Mientras, el historiador Ragas opina que Castillo “tiene ante sí un desafío enorme –quizás similar al del APRA cuando llegó al poder en 1985 después de medio siglo– de demostrar que puede llevar a cabo cambios sociales importantes en el marco democrático y tomar distancia de modelos caducos”.

“Final de un ciclo”

El triunfo de la izquierda con Castillo, agrega Adrianzén, cierra un capítulo de nuestra historia. “Es el final de un ciclo histórico, lo cierra en el sentido que se abre la posibilidad de transformar el país”, anota.

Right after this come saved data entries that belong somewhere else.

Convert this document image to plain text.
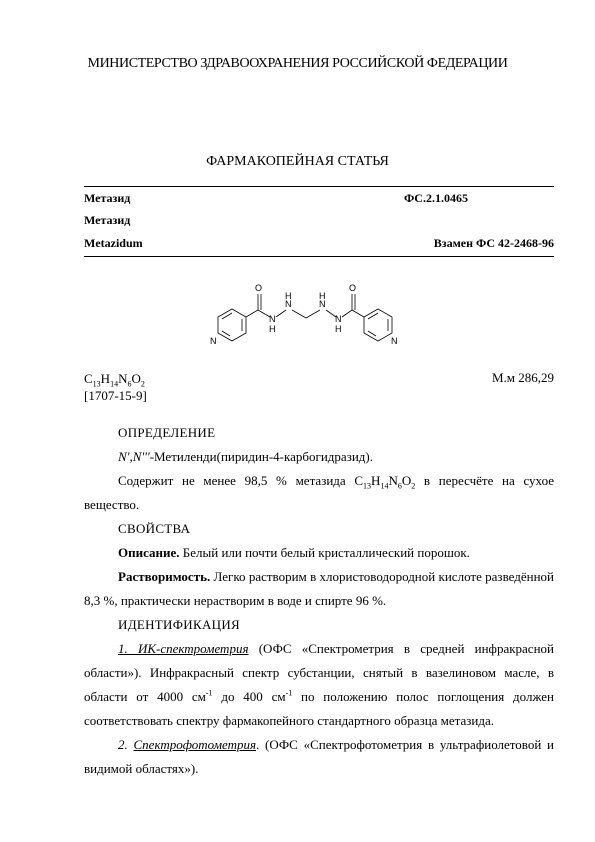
МИНИСТЕРСТВО ЗДРАВООХРАНЕНИЯ РОССИЙСКОЙ ФЕДЕРАЦИИ
ФАРМАКОПЕЙНАЯ СТАТЬЯ
Метазид	ФС.2.1.0465
Метазид
Metazidum	Взамен ФС 42-2468-96
N	N
O	O
N
H
N
H
N
H
N
H
$C_{13}H_{14}N_6O_2$
[1707-15-9]
М.м 286,29

ОПРЕДЕЛЕНИЕ

N',N'''-Метиленди(пиридин-4-карбогидразид).

Содержит не менее 98,5 % метазида $C_{13}H_{14}N_6O_2$ в пересчёте на сухое вещество.

СВОЙСТВА

Описание. Белый или почти белый кристаллический порошок.

Растворимость. Легко растворим в хлористоводородной кислоте разведённой 8,3 %, практически нерастворим в воде и спирте 96 %.

ИДЕНТИФИКАЦИЯ

1. ИК-спектрометрия (ОФС «Спектрометрия в средней инфракрасной области»). Инфракрасный спектр субстанции, снятый в вазелиновом масле, в области от 4000 $см^{-1}$ до 400 $см^{-1}$ по положению полос поглощения должен соответствовать спектру фармакопейного стандартного образца метазида.

2. Спектрофотометрия. (ОФС «Спектрофотометрия в ультрафиолетовой и видимой областях»).
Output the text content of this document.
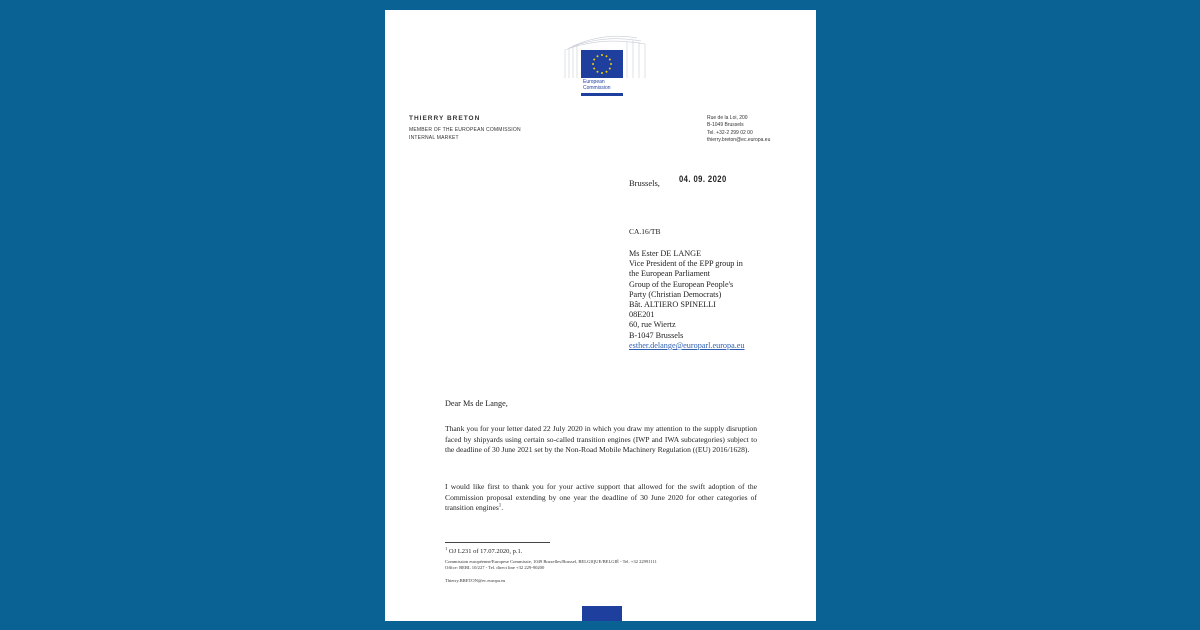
European
Commission
THIERRY BRETON
MEMBER OF THE EUROPEAN COMMISSION
INTERNAL MARKET
Rue de la Loi, 200
B-1049 Brussels
Tel. +32-2 299 02 00
thierry.breton@ec.europa.eu
Brussels, 04. 09. 2020
CA.16/TB
Ms Ester DE LANGE
Vice President of the EPP group in
the European Parliament
Group of the European People's
Party (Christian Democrats)
Bât. ALTIERO SPINELLI
08E201
60, rue Wiertz
B-1047 Brussels
esther.delange@europarl.europa.eu
Dear Ms de Lange,
Thank you for your letter dated 22 July 2020 in which you draw my attention to the supply disruption faced by shipyards using certain so-called transition engines (IWP and IWA subcategories) subject to the deadline of 30 June 2021 set by the Non-Road Mobile Machinery Regulation ((EU) 2016/1628).
I would like first to thank you for your active support that allowed for the swift adoption of the Commission proposal extending by one year the deadline of 30 June 2020 for other categories of transition engines$^1$.
$^1$ OJ L231 of 17.07.2020, p.1.
Commission européenne/Europese Commissie, 1049 Bruxelles/Brussel, BELGIQUE/BELGIË - Tel. +32 22991111
Office: BERL 10/227 - Tel. direct line +32 229-90200
Thierry.BRETON@ec.europa.eu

“Más que un punto de llegada, es un punto de partida para resolver los nuevos conflictos que hay en la izquierda, entre Lima y las provincias, entre las clases medias que dirigen y clases no medias que no dirigen. Es un punto de arranque y abre una posibilidad de componer una izquierda nacional. Un punto de partida que puede servir para crear una izquierda múltiple, variada, de largo aliento”.

Desafíos a la vista

Para el politólogo José Carlos Godoy, “la izquierda tiene dos desafíos: el primero es mantener una unidad de criterio en materia política y de políticas públicas; el segundo, sacudirse la imagen de ineficiencia en la gestión que la izquierda tuvo a partir de la gestión de Susana Villarán en Lima”.

Ragas aclara que gobernar “en medio de la peor pandemia que afecta al país desde hace un siglo y con una extrema derecha que sabotea la institucionalidad no va a ser sencillo… Pero gobernar en Perú nunca lo ha sido, así que independientemente de nuestras preferencias políticas, toca apoyar de manera crítica al Gobierno para que podamos salir de esta crisis sanitaria, económica y política pronto”.

Más que gobernar

Adrianzén anota que, desde el año 30 del siglo XX, “la derecha siempre le ha prohibido al Apra y a la izquierda gobernar, con Velasco eso se quiebra y tras 50 años la izquierda llegó al Gobierno… Por eso, pedirle que sepa gobernar el país que es un desastre al ser gobernado por la derecha es una frescura. Este sector ha gobernado, ha impulsado golpes, ha impedido que el Apra gobierne décadas”.

Concluye: “Sí, será un reto gobernar y, más que ello, crear una democracia realmente inclusiva, igualitaria. Creo que la izquierda sí está preparada para gobernar o deberá aprender”.

Frente a la advertencia inicial de Martín Tanaka, “no se trata solo de ganar”, pronto se conocerán más respuestas.